One could always compare notes on how consumers behave on an app ecosystem in China and India, which is what we have been doing. The learning is not necessarily one-sided. Sometimes, they end up learning something from us as well. Specifically in travel, there is a lot of group travel that happens out of China and India. So you can look at some consumer insights and learn from each other.
Last, but not the least, it is also the competitive dynamics. Ctrip went through a huge amount of competition, whether it is Qunar or Elong, and used sales promotions as one of the disruptive ways of growing into the market in terms of customer acquisition. The Western markets never did it. Again, this is another area you can learn from, and not necessarily copy-paste in India.
The Passage: Do you plan to partner with OTTs?
Rajesh Magow: No. We are working on building our own content at least for now, but it’s a work in progress.
The Passage: You entered local activities space some time back. Is entertainment a potential market for you?
Rajesh Magow: Local activities segment is very close to travel experience and complementary, if you look at the weekend and local traffic.
The idea was to basically look at high-frequency use cases. Overall, not necessarily digress completely from super travel app vision. Currently, that's the focus. We have launched activities, events and food-related deals, etc. This would drive traffic because of high-frequency use-case. Nothing is ever ruled out in the internet business. But our vision, right now, is to stay focused on overall travel and travel-related stuff.
The Passage: Very few Indian startups get listed in India. Why? And what can others learn from MakeMyTrip?
Rajesh Magow: I don't know whether they need to list anymore because there is plenty of new capital that is available. There are only two reasons to go public. One, you are looking for an exit. Two, you are looking for more capital. So one of them is getting filled nicely in private equity.
Exit is the function of market prices and maturity of the business cycle. Now the options for it can also be two — one, you can just go public and provide an exit to your investors or you go for sellouts.

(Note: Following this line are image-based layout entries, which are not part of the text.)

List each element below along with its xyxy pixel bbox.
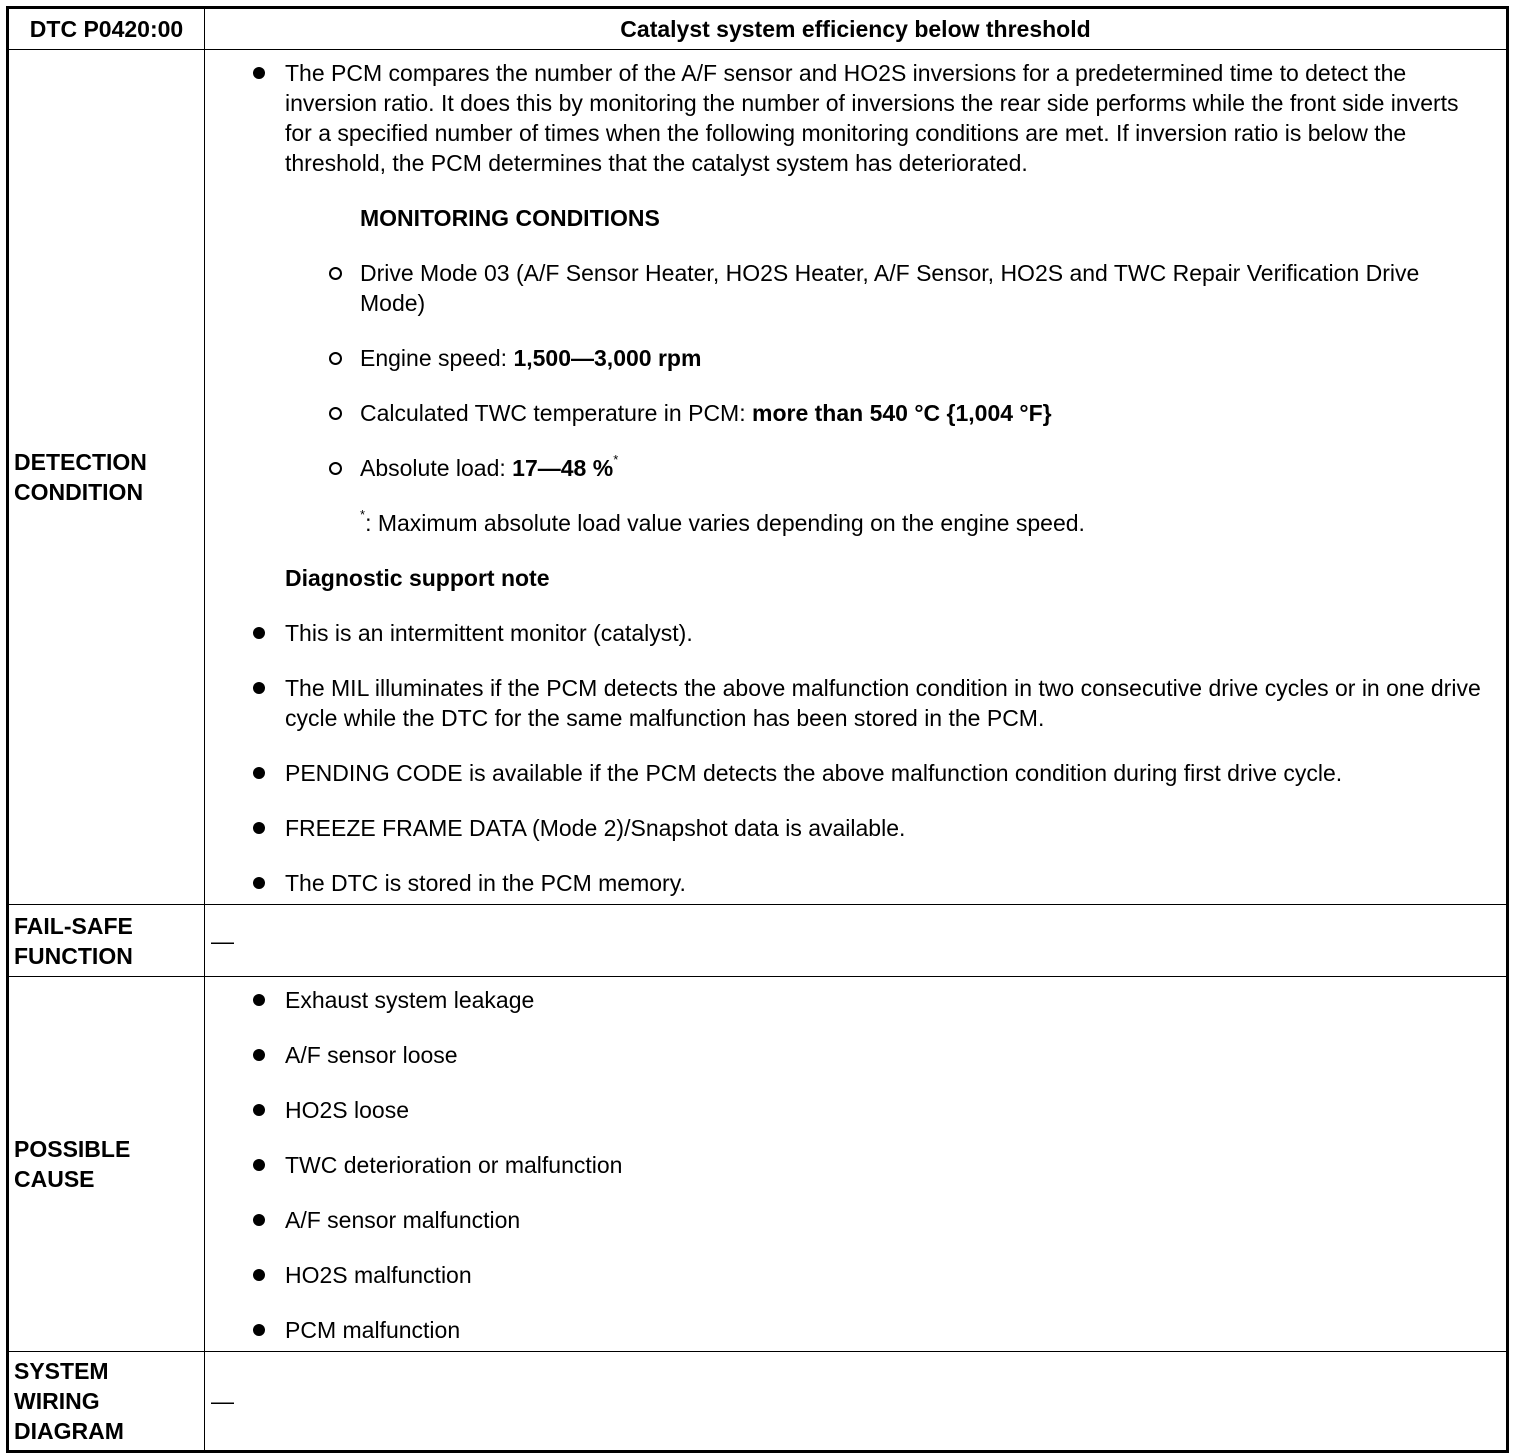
- cause-text: HO2S loose: [285, 1097, 410, 1123]
- cause-item: [205, 1315, 1506, 1345]
- possible-cause-list: [205, 977, 1508, 1352]
- bullet-icon: [253, 1214, 265, 1226]
- condition-drive-mode-text: Drive Mode 03 (A/F Sensor Heater, HO2S Heater, A/F Sensor, HO2S and TWC Repair Verification Drive Mode): [360, 260, 1420, 316]
- detection-label: [8, 50, 205, 905]
- possible-cause-label-line2: CAUSE: [14, 1166, 95, 1192]
- detection-intro-text: The PCM compares the number of the A/F sensor and HO2S inversions for a predetermined time to detect the inversion ratio. It does this by monitoring the number of inversions the rear side performs while the front side inverts for a specified number of times when the following monitoring conditions are met. If inversion ratio is below the threshold, the PCM determines that the catalyst system has deteriorated.: [285, 60, 1459, 176]
- possible-cause-row: [8, 977, 1508, 1352]
- condition-twc-temp: [205, 398, 1506, 428]
- bullet-icon: [253, 627, 265, 639]
- possible-cause-label: [8, 977, 205, 1352]
- support-note-text: PENDING CODE is available if the PCM detects the above malfunction condition during first drive cycle.: [285, 760, 1343, 786]
- cause-text: TWC deterioration or malfunction: [285, 1152, 623, 1178]
- cause-item: [205, 1040, 1506, 1070]
- cause-text: A/F sensor malfunction: [285, 1207, 521, 1233]
- monitoring-heading: MONITORING CONDITIONS: [360, 205, 660, 231]
- failsafe-row: [8, 905, 1508, 977]
- wiring-label: [8, 1352, 205, 1452]
- support-note-text: The DTC is stored in the PCM memory.: [285, 870, 686, 896]
- support-note-text: This is an intermittent monitor (catalyst).: [285, 620, 693, 646]
- ring-bullet-icon: [329, 407, 342, 420]
- ring-bullet-icon: [329, 267, 342, 280]
- support-note: [205, 868, 1506, 898]
- dtc-title: Catalyst system efficiency below threshold: [205, 8, 1508, 50]
- dtc-code: DTC P0420:00: [8, 8, 205, 50]
- support-note: [205, 673, 1506, 733]
- cause-item: [205, 1260, 1506, 1290]
- twc-temp-label: Calculated TWC temperature in PCM:: [360, 400, 752, 426]
- bullet-icon: [253, 682, 265, 694]
- cause-item: [205, 1205, 1506, 1235]
- cause-item: [205, 985, 1506, 1015]
- dtc-table: [6, 6, 1509, 1453]
- bullet-icon: [253, 1049, 265, 1061]
- detection-label-line1: DETECTION: [14, 449, 147, 475]
- detection-label-line2: CONDITION: [14, 479, 144, 505]
- ring-bullet-icon: [329, 462, 342, 475]
- condition-drive-mode: [205, 258, 1506, 318]
- absolute-load-asterisk: *: [613, 452, 619, 467]
- footnote-text: : Maximum absolute load value varies depending on the engine speed.: [365, 510, 1085, 536]
- condition-engine-speed: [205, 343, 1506, 373]
- cause-text: A/F sensor loose: [285, 1042, 458, 1068]
- support-note: [205, 813, 1506, 843]
- wiring-label-line2: WIRING: [14, 1388, 100, 1414]
- bullet-icon: [253, 877, 265, 889]
- bullet-icon: [253, 1104, 265, 1116]
- detection-intro: [205, 58, 1506, 178]
- absolute-load-value: 17—48 %: [512, 455, 614, 481]
- engine-speed-label: Engine speed:: [360, 345, 514, 371]
- support-note-text: The MIL illuminates if the PCM detects the above malfunction condition in two consecutive drive cycles or in one drive cycle while the DTC for the same malfunction has been stored in the PCM.: [285, 675, 1481, 731]
- failsafe-value: —: [205, 905, 1508, 977]
- footnote-asterisk: *: [360, 507, 366, 522]
- bullet-icon: [253, 994, 265, 1006]
- failsafe-label: [8, 905, 205, 977]
- support-note: [205, 618, 1506, 648]
- support-note: [205, 758, 1506, 788]
- cause-item: [205, 1150, 1506, 1180]
- bullet-icon: [253, 1324, 265, 1336]
- condition-absolute-load: [205, 453, 1506, 483]
- wiring-label-line1: SYSTEM: [14, 1358, 109, 1384]
- wiring-value: —: [205, 1352, 1508, 1452]
- bullet-icon: [253, 67, 265, 79]
- detection-content: [205, 50, 1508, 905]
- cause-text: PCM malfunction: [285, 1317, 461, 1343]
- footnote: [205, 508, 1506, 538]
- ring-bullet-icon: [329, 352, 342, 365]
- failsafe-label-line1: FAIL-SAFE: [14, 912, 133, 939]
- header-row: [8, 8, 1508, 50]
- cause-text: Exhaust system leakage: [285, 987, 535, 1013]
- absolute-load-label: Absolute load:: [360, 455, 513, 481]
- bullet-icon: [253, 1159, 265, 1171]
- twc-temp-value: more than 540 °C {1,004 °F}: [752, 400, 1052, 426]
- support-note-text: FREEZE FRAME DATA (Mode 2)/Snapshot data is available.: [285, 815, 906, 841]
- engine-speed-value: 1,500—3,000 rpm: [513, 345, 702, 371]
- failsafe-label-line2: FUNCTION: [14, 942, 133, 969]
- cause-text: HO2S malfunction: [285, 1262, 472, 1288]
- bullet-icon: [253, 1269, 265, 1281]
- possible-cause-label-line1: POSSIBLE: [14, 1136, 131, 1162]
- wiring-row: [8, 1352, 1508, 1452]
- bullet-icon: [253, 822, 265, 834]
- bullet-icon: [253, 767, 265, 779]
- wiring-label-line3: DIAGRAM: [14, 1418, 124, 1444]
- cause-item: [205, 1095, 1506, 1125]
- detection-row: [8, 50, 1508, 905]
- support-heading: Diagnostic support note: [285, 565, 550, 591]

I would not like to generalise by saying there are very few companies which have opted to list in India. I think every business is different, the stages of life-cycles are different, and they have different goals.
The Passage: What are the growth areas for MakeMyTrip?
Rajesh Magow: Outbound is one category we are focussing heavily on, and we will grow really at a fast pace. Then there is corporate — we started focusing more on acquiring market share and the corporate business about a year and a half ago. We recently announced majority stake ownership in Quest2Travel as well.
So we would look to grow corporate market share. Bus, activities and events, which is a new category will continue to grow. Domestic hotels and accommodation segment is still underpenetrated, it will also continue to grow. That leaves us with domestic flights, where we will continue to incrementally grow our market share.
The Passage: Do you plan to enter global markets?
Rajesh Magow: At some stage, perhaps, we would go overseas, but right now, we think India has a lot to offer in the next two to three years.
The Passage: Oyo went international with its hotel chain strategy. How do you look at that? They are doing something different than other players.
Rajesh Magow: Again, better ask Oyo. But I am sure, at some level, it is driven from the investors' ambitions as well. From their own hotel inventory acquisition model they have decided to go global, and I think there is room.
The Passage: What are the challenges in the market right now?
Rajesh Magow: The headwinds are in the domestic aviation market right now. Thanks to Jet Airways, there are supply constraints. But I believe, as compared to what happened with Kingfisher a few years ago, the industry is better poised right now. I think, in the next three to four quarters, the industry should come back as SpiceJet, Indigo, and the others would take slots and play. But I do see that growth is under pressure for this fiscal year. In the next fiscal, the growth will probably come back.
*Churn rate: Rate of attrition; percentage of service subscribers who discontinue their subscriptions within a given time period.